Mac could make out the blond stubble prickling his chin. He wanted to keep looking at it. “Yeah, thanks for the mac ‘n cheese.”

“My dad and I used to make it on late nights.” Gideon stared at his bowl, the memory clouding his face. “It would be our late night snack. Sometimes, if I was sleeping, the smell of the melting cheese and hot noodles would wake me up, and I’d join him.”

“I’m sorry. How long has he…”

“Eight years.” Gideon dipped his fork into the bottom of his bowl, getting the last bits. “How about for you?”

Mac looked up in confusion.

“Your parents,” Gideon said.

He looked on with even more confusion.

“You said you live with your aunt, and you talk about them in the past. I didn’t want to bring it up before, but since we were sharing, I just thought…”

“I’m sorry.” Mac felt himself turn red, dying of embarrassment. He didn’t talk about his parents much, even though they were the cause of his constant insomnia. But barriers had fallen tonight. He and Gideon were in the middle of one of those epic conversations where walls tumbled down and people dared to bare their true selves. “I moved out of my parents’ house four years ago, after my sophomore year of high school. I went to live with my Aunt Rita in Pittsburgh. They’re still in West Virginia. They own a hardware store.”

“A literal mom-and-pop shop. Cool.”

Mac nodded. “I don’t really speak to them, and they don’t really speak to me.” Saying it out loud made it sound ludicrous. These were his parents. And that was why Mac would rather people think what they want. It was better than the truth. “So I live with my Aunt Rita, and she’s the best.”

Mac could tell Gideon was waiting for more, but he wasn’t going to push. When somebody dropped a bombshell, you couldn’t ask follow-up questions. And like a tightly controlled press conference, that was all Mac was going to say about that.
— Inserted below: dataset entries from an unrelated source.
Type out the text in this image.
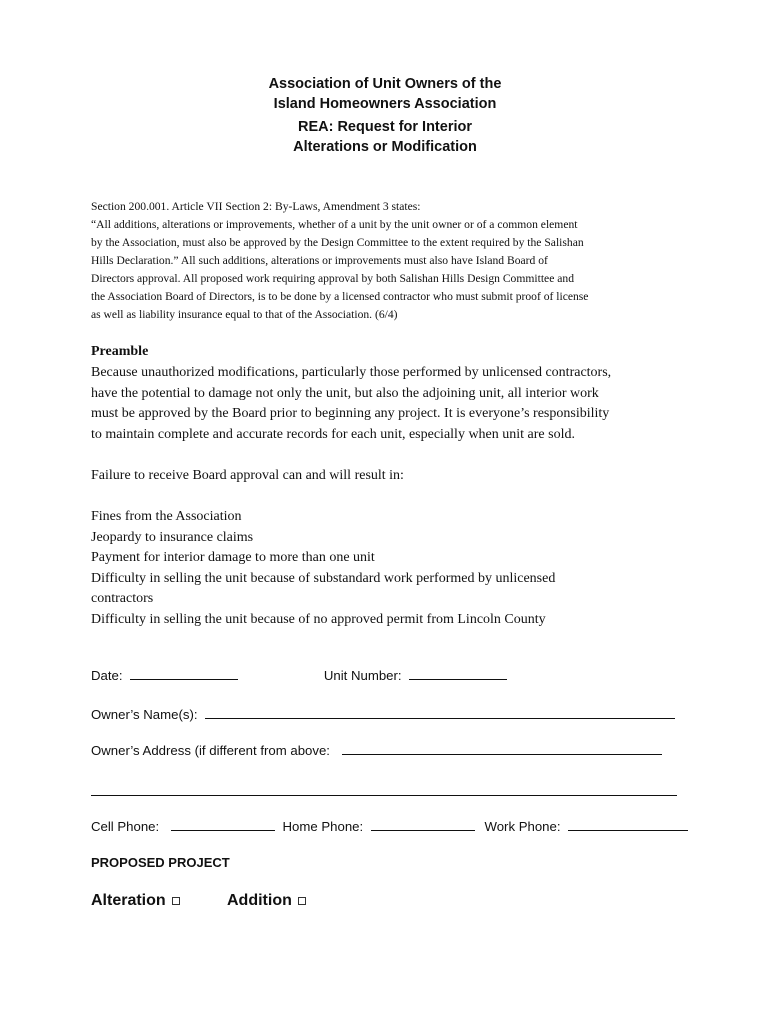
Association of Unit Owners of the
Island Homeowners Association
REA: Request for Interior
Alterations or Modification

Section 200.001. Article VII Section 2: By-Laws, Amendment 3 states:

“All additions, alterations or improvements, whether of a unit by the unit owner or of a common element

by the Association, must also be approved by the Design Committee to the extent required by the Salishan

Hills Declaration.” All such additions, alterations or improvements must also have Island Board of

Directors approval. All proposed work requiring approval by both Salishan Hills Design Committee and

the Association Board of Directors, is to be done by a licensed contractor who must submit proof of license

as well as liability insurance equal to that of the Association. (6/4)

Preamble

Because unauthorized modifications, particularly those performed by unlicensed contractors,

have the potential to damage not only the unit, but also the adjoining unit, all interior work

must be approved by the Board prior to beginning any project. It is everyone’s responsibility

to maintain complete and accurate records for each unit, especially when unit are sold.

Failure to receive Board approval can and will result in:

Fines from the Association

Jeopardy to insurance claims

Payment for interior damage to more than one unit

Difficulty in selling the unit because of substandard work performed by unlicensed

contractors

Difficulty in selling the unit because of no approved permit from Lincoln County

Date:	Unit Number:
Owner’s Name(s):
Owner’s Address (if different from above:
Cell Phone:	Home Phone:	Work Phone:
PROPOSED PROJECT
Alteration	Addition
He stood up and took their bowls and empty beer bottles from the coffee table. He looked at the time on his phone and dreaded his decision to take a 9 a.m. class. “I’ll wash these,” Mac said.
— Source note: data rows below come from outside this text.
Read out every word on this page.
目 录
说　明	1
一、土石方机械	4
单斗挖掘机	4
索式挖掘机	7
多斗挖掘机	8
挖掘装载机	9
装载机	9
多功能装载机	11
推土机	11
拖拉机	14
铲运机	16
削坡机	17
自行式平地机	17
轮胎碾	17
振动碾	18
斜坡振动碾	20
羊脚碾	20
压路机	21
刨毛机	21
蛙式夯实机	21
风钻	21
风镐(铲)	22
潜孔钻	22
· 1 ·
“No, I’ll get them.” Gideon reached for them, and their fingers touched for a split second, but one of those moments that defied categorization of time. Mac felt a warm rush cascade down his spine and the backs of his legs.
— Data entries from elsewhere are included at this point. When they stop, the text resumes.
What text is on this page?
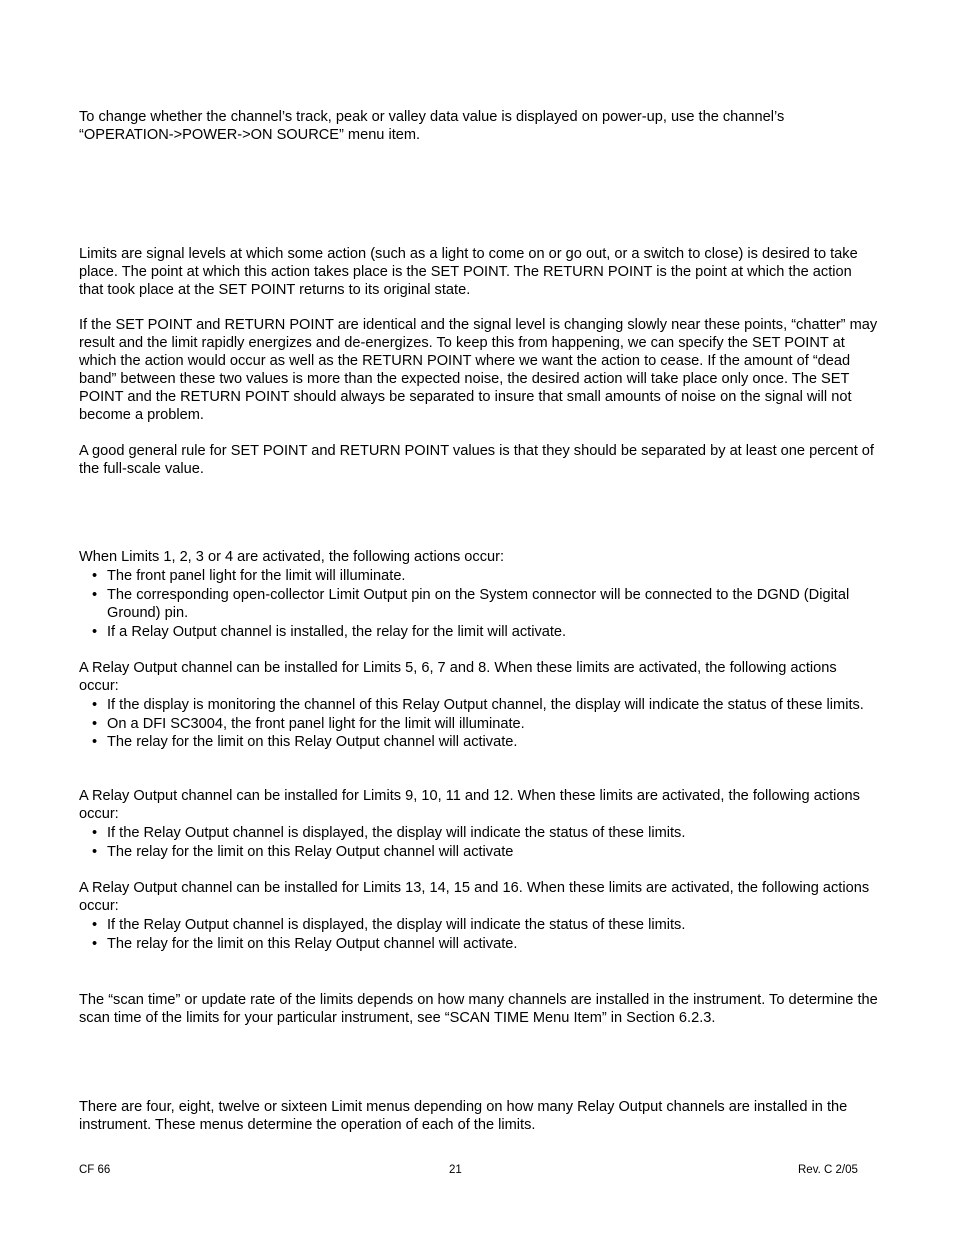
To change whether the channel’s track, peak or valley data value is displayed on power-up, use the channel’s “OPERATION->POWER->ON SOURCE” menu item.

Limits are signal levels at which some action (such as a light to come on or go out, or a switch to close) is desired to take place. The point at which this action takes place is the SET POINT. The RETURN POINT is the point at which the action that took place at the SET POINT returns to its original state.

If the SET POINT and RETURN POINT are identical and the signal level is changing slowly near these points, “chatter” may result and the limit rapidly energizes and de-energizes. To keep this from happening, we can specify the SET POINT at which the action would occur as well as the RETURN POINT where we want the action to cease. If the amount of “dead band” between these two values is more than the expected noise, the desired action will take place only once. The SET POINT and the RETURN POINT should always be separated to insure that small amounts of noise on the signal will not become a problem.

A good general rule for SET POINT and RETURN POINT values is that they should be separated by at least one percent of the full-scale value.

When Limits 1, 2, 3 or 4 are activated, the following actions occur:

• The front panel light for the limit will illuminate.
• The corresponding open-collector Limit Output pin on the System connector will be connected to the DGND (Digital Ground) pin.
• If a Relay Output channel is installed, the relay for the limit will activate.

A Relay Output channel can be installed for Limits 5, 6, 7 and 8. When these limits are activated, the following actions occur:

• If the display is monitoring the channel of this Relay Output channel, the display will indicate the status of these limits.
• On a DFI SC3004, the front panel light for the limit will illuminate.
• The relay for the limit on this Relay Output channel will activate.

A Relay Output channel can be installed for Limits 9, 10, 11 and 12. When these limits are activated, the following actions occur:

• If the Relay Output channel is displayed, the display will indicate the status of these limits.
• The relay for the limit on this Relay Output channel will activate

A Relay Output channel can be installed for Limits 13, 14, 15 and 16. When these limits are activated, the following actions occur:

• If the Relay Output channel is displayed, the display will indicate the status of these limits.
• The relay for the limit on this Relay Output channel will activate.

The “scan time” or update rate of the limits depends on how many channels are installed in the instrument. To determine the scan time of the limits for your particular instrument, see “SCAN TIME Menu Item” in Section 6.2.3.

There are four, eight, twelve or sixteen Limit menus depending on how many Relay Output channels are installed in the instrument. These menus determine the operation of each of the limits.

CF 66	21	Rev. C 2/05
He wanted to gauge Gideon’s response, but Gideon was already walking into the kitchen and placing them in the sink. Gideon stared intently at the dishes. A little too intently, Mac thought. More like avoiding eye contact.

“You’re washing them before putting them in the dishwasher?” Mac asked from the doorway.

“Yeah. You don’t want large food particles in the…” Gideon checked Mac’s guilty face. He opened the dishwasher. It looked clean to Mac, but Gideon saw otherwise.

“Sorry,” Mac said.

“It’s okay. It’s a first step. Maybe next you can tackle the Jenga Tower of Junk on the sun porch.” Gideon said it with a laugh that obviously masked his strong desire for Mac to actually get his crap off the sun porch.

“I will. One thing at a time. Davis was the tidy one.” Mac pictured his ex-boyfriend and a wave of sadness crashed inside his chest. “He would clean up my dorm room whenever he came over. My roommate never minded getting sexiled from the room because he knew he would come back to a tidier place.”

These mourning moments hit Mac at the worst, most unexpected times. It was a reminder that things weren’t the same anymore. The break-up hit Mac especially hard for some reason. It chipped at the deep recesses that he didn’t want to disturb, somewhere in his mind where the memories of moving to Pittsburgh lived.

Gideon held out a paper towel. “I feel it, too. The sudden emptiness. Like just in case things are going well, bam! Here’s a Beth memory.”

“It sucks.”

“Yep. Sure does.”

They went to their separate rooms to get ready for bed a few minutes later. Mac stared at his reflection in the mirror as he brushed his teeth. He realized that he didn’t think Gideon was an asshole. He was that sweet, soulful guy he first met, before his stupid remarks.

But for the sake of his living situation, Mac would keep those ideas to himself.